Im Juli 2013 wäre Graf Zeppelin 175 Jahre alt geworden. Und man kann ja durchaus seinen Geburtstag feiern und sich an den faszinierenden Zeppelinen erfreuen, deren große Ära 1937 mit der Katastrophe von Lakehurst zu Ende gegangen ist. Und auch über die Rüstungsindustrie kann man unterschiedlicher Auffassung sein. Aber wenn man das Produzieren von Waffen positiv sieht, so sollte man das doch mit einer gewissen Demut tun. Waffen vom Bodensee haben schon viele Menschen getötet.

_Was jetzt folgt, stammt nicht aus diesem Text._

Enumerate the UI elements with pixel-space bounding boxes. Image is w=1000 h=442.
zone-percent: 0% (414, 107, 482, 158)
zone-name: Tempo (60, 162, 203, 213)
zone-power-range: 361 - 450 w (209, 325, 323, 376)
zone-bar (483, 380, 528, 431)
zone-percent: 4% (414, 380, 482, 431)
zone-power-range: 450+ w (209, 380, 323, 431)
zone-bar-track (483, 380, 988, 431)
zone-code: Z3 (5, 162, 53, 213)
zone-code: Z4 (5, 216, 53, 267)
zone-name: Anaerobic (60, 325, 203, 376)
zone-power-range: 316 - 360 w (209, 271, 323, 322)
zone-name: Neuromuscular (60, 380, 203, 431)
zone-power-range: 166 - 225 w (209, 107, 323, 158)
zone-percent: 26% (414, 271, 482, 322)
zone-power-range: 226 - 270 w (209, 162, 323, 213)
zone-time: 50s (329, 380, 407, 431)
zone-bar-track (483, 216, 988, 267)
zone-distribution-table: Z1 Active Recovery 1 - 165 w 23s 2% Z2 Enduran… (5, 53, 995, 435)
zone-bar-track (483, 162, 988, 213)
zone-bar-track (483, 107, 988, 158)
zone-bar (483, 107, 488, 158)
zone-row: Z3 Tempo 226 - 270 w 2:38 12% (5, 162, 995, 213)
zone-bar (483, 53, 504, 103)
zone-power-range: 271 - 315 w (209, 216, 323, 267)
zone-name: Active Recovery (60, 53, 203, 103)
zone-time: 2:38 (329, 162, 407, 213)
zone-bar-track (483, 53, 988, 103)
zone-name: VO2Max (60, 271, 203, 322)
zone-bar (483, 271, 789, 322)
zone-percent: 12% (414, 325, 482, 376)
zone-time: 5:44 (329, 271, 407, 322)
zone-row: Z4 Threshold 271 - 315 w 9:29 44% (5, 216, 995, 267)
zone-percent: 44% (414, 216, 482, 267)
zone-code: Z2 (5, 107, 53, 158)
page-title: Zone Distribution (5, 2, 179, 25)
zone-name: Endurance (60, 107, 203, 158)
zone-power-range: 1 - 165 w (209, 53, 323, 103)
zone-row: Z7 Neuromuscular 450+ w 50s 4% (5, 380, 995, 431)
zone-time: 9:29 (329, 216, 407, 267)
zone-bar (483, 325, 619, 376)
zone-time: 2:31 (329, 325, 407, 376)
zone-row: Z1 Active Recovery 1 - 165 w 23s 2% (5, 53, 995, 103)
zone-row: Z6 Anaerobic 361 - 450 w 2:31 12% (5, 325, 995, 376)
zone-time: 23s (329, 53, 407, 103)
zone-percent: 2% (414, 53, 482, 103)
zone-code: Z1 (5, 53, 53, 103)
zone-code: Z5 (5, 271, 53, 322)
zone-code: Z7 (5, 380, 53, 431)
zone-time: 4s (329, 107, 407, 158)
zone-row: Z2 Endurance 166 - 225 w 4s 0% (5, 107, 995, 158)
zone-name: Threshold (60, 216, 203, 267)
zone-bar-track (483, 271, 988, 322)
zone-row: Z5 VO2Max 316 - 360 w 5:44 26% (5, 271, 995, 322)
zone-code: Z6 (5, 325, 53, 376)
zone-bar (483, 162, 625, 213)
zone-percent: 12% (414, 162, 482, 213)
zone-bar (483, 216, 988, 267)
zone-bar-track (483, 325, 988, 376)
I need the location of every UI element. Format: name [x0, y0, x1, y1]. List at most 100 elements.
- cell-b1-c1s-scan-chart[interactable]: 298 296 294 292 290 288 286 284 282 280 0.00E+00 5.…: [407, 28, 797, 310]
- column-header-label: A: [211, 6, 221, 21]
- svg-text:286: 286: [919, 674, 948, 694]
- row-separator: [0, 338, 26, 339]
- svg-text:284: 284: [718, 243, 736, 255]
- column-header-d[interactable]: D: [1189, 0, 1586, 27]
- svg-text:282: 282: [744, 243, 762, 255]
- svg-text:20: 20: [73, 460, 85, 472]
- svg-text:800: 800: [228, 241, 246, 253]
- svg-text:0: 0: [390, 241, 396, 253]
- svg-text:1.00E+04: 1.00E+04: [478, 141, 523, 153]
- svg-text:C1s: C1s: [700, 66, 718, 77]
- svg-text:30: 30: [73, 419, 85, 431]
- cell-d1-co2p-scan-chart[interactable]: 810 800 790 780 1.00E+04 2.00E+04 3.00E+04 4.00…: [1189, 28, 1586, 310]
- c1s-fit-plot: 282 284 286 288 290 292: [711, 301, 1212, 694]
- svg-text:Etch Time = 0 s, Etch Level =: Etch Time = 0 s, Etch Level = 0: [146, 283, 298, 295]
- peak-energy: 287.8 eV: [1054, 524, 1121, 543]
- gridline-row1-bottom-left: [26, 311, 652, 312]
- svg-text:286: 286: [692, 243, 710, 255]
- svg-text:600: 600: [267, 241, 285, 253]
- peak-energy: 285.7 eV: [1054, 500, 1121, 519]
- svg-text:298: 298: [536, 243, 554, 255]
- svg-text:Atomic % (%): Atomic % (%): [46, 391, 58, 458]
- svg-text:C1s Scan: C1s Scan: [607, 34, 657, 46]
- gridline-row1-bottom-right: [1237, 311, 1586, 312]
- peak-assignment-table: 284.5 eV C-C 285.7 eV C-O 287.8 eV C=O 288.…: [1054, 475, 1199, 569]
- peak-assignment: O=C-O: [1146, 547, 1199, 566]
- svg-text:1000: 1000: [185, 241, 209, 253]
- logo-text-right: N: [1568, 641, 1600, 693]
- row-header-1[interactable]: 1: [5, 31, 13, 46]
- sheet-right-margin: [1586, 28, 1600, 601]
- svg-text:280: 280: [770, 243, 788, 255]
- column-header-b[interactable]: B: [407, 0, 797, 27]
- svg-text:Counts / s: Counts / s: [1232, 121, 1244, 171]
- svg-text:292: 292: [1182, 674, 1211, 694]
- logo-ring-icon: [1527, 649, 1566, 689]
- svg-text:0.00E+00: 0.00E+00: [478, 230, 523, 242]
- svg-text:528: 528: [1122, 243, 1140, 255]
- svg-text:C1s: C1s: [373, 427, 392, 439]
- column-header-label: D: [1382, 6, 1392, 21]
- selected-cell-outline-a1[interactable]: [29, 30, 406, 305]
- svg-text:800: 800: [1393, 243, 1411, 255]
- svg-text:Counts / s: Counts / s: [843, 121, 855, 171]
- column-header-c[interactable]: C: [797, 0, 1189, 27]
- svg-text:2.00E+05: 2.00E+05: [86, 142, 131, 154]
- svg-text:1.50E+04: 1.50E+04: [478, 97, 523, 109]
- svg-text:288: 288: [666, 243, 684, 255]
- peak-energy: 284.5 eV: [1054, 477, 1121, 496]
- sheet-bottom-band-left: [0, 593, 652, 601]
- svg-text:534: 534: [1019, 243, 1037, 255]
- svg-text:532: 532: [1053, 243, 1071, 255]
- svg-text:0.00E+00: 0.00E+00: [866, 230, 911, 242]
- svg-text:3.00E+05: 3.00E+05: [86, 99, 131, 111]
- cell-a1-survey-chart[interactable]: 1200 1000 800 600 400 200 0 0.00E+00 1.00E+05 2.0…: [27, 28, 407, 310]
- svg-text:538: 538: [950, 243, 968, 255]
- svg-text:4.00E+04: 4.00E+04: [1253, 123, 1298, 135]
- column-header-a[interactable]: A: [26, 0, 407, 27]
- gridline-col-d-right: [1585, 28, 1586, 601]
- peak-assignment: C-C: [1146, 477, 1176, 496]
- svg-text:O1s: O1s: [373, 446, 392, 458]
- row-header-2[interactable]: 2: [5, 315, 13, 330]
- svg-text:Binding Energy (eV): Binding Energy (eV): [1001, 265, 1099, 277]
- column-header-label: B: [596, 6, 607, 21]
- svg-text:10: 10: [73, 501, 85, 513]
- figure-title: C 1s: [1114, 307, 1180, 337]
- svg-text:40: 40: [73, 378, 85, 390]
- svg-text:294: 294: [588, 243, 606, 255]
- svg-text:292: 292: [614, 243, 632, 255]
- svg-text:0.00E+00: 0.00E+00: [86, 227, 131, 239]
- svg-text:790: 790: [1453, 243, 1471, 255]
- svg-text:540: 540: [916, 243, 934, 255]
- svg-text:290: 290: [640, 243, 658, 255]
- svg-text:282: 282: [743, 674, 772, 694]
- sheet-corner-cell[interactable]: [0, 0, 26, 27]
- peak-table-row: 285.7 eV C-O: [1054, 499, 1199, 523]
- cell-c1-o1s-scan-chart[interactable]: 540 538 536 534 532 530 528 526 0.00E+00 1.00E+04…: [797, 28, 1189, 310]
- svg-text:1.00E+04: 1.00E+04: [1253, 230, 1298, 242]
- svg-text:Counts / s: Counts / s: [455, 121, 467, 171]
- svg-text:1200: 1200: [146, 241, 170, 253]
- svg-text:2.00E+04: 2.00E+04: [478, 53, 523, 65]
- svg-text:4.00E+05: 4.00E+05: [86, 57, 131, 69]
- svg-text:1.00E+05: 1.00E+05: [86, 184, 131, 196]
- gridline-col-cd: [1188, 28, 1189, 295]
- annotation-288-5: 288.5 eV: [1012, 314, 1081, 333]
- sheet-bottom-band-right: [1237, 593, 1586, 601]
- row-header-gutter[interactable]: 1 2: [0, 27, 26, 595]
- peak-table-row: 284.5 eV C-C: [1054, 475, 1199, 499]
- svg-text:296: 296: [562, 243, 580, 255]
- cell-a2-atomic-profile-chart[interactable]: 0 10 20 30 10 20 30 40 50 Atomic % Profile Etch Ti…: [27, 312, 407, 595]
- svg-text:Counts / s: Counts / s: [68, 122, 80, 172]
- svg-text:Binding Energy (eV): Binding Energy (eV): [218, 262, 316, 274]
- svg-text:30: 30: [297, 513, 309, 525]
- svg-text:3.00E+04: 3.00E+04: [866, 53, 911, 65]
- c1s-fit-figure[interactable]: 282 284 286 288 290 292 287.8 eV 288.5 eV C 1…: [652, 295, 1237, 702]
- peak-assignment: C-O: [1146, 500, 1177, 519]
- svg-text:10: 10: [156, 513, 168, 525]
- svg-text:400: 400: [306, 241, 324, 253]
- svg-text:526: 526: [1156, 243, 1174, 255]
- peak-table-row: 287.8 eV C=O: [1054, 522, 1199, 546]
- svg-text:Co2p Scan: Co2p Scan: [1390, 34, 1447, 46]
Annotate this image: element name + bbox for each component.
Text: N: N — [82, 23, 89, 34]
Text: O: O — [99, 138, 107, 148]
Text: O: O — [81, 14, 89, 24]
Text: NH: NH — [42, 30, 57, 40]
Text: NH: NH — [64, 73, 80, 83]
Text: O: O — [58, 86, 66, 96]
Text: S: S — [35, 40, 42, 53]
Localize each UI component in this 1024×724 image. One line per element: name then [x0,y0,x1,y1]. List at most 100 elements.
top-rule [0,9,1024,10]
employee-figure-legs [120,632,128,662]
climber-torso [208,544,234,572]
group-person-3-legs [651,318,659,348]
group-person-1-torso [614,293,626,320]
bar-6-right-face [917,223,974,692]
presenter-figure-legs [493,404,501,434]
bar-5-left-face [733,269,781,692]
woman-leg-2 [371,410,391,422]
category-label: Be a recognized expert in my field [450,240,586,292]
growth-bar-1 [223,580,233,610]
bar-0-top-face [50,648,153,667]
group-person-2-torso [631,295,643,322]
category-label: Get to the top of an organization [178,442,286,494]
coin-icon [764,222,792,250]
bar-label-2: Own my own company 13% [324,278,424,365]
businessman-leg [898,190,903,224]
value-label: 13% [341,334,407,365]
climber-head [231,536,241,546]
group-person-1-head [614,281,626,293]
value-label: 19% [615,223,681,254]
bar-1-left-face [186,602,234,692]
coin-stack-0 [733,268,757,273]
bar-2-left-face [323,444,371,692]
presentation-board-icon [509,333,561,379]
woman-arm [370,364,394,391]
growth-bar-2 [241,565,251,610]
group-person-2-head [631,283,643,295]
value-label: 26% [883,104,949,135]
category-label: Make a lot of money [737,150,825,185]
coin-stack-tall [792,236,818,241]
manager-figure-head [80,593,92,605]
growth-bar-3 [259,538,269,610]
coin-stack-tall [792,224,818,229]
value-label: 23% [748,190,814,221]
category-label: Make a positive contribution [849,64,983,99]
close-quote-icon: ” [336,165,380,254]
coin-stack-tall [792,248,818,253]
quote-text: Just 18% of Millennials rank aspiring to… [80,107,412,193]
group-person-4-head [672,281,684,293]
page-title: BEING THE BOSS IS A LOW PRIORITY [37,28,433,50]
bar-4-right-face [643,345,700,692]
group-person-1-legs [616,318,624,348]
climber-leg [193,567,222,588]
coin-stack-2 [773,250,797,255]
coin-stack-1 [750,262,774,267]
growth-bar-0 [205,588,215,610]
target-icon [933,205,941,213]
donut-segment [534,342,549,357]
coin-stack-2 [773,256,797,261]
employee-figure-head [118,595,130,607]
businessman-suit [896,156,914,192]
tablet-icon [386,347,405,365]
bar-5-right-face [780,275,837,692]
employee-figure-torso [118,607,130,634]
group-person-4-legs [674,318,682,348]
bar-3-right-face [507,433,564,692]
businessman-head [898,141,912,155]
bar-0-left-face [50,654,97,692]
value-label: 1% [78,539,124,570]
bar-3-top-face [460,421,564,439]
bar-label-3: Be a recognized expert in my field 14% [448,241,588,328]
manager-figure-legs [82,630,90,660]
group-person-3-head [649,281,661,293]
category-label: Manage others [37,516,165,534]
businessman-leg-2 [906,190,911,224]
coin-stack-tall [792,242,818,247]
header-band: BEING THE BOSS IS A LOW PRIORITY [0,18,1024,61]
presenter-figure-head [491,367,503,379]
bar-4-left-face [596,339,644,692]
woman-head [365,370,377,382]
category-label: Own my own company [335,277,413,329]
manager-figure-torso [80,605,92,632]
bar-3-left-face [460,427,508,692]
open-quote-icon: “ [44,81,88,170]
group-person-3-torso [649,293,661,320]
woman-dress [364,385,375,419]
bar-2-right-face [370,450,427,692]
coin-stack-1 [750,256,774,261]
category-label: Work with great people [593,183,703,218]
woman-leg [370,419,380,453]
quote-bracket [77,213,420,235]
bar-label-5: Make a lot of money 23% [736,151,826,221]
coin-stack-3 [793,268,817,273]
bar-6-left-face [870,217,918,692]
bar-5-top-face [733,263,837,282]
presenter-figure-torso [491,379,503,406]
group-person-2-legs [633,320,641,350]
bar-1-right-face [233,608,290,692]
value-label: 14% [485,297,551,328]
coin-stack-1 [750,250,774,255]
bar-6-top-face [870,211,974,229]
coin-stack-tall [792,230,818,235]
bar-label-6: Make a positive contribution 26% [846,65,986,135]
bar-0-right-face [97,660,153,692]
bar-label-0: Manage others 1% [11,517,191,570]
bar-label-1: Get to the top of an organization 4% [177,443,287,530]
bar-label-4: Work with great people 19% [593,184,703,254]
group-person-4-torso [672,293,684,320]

Und die Firmen am Bodensee, die hier heute produzieren bzw. ihre Vorgänger waren wichtige Waffenlieferanten für Hitlers Vernichtungskriege. Wenn man meint, den Geburtstag des "Gründervaters" des Bodensee-Waffen-Industrie-Clusters feiern zu müssen, dann sollte das auch mit einer differenzierten Auseinandersetzung mit den Folgen seines unternehmerischen Handelns verbunden sein. Graf Zeppelin ist aus heutiger Sicht ganz sicher weder ein Held, noch ein Vorbild (dazu hat die örtliche Zeitung Südkurier ihn doch allen Ernstes erhoben). So etwas zu schreiben zeugt von fehlendem Geschichtsbewusstsein. Hemmungsloser undifferenzierter Jubel hat doch eher etwas bei den schönen Sommerfesten zu suchen, die wir dann feiern, wenn die deutsche Fußball-Nationalmanschaft spielt oder Lena beim Euro-Visions-Contest antritt. Und wenn man in Friedrichshafen mit der größten Glückwunschkarte aller Zeiten ins Guiness-Buch der Rekorde will: Es gibt geeignetere Adressaten für so etwas als den Grafen Ferdinand von Zeppelin.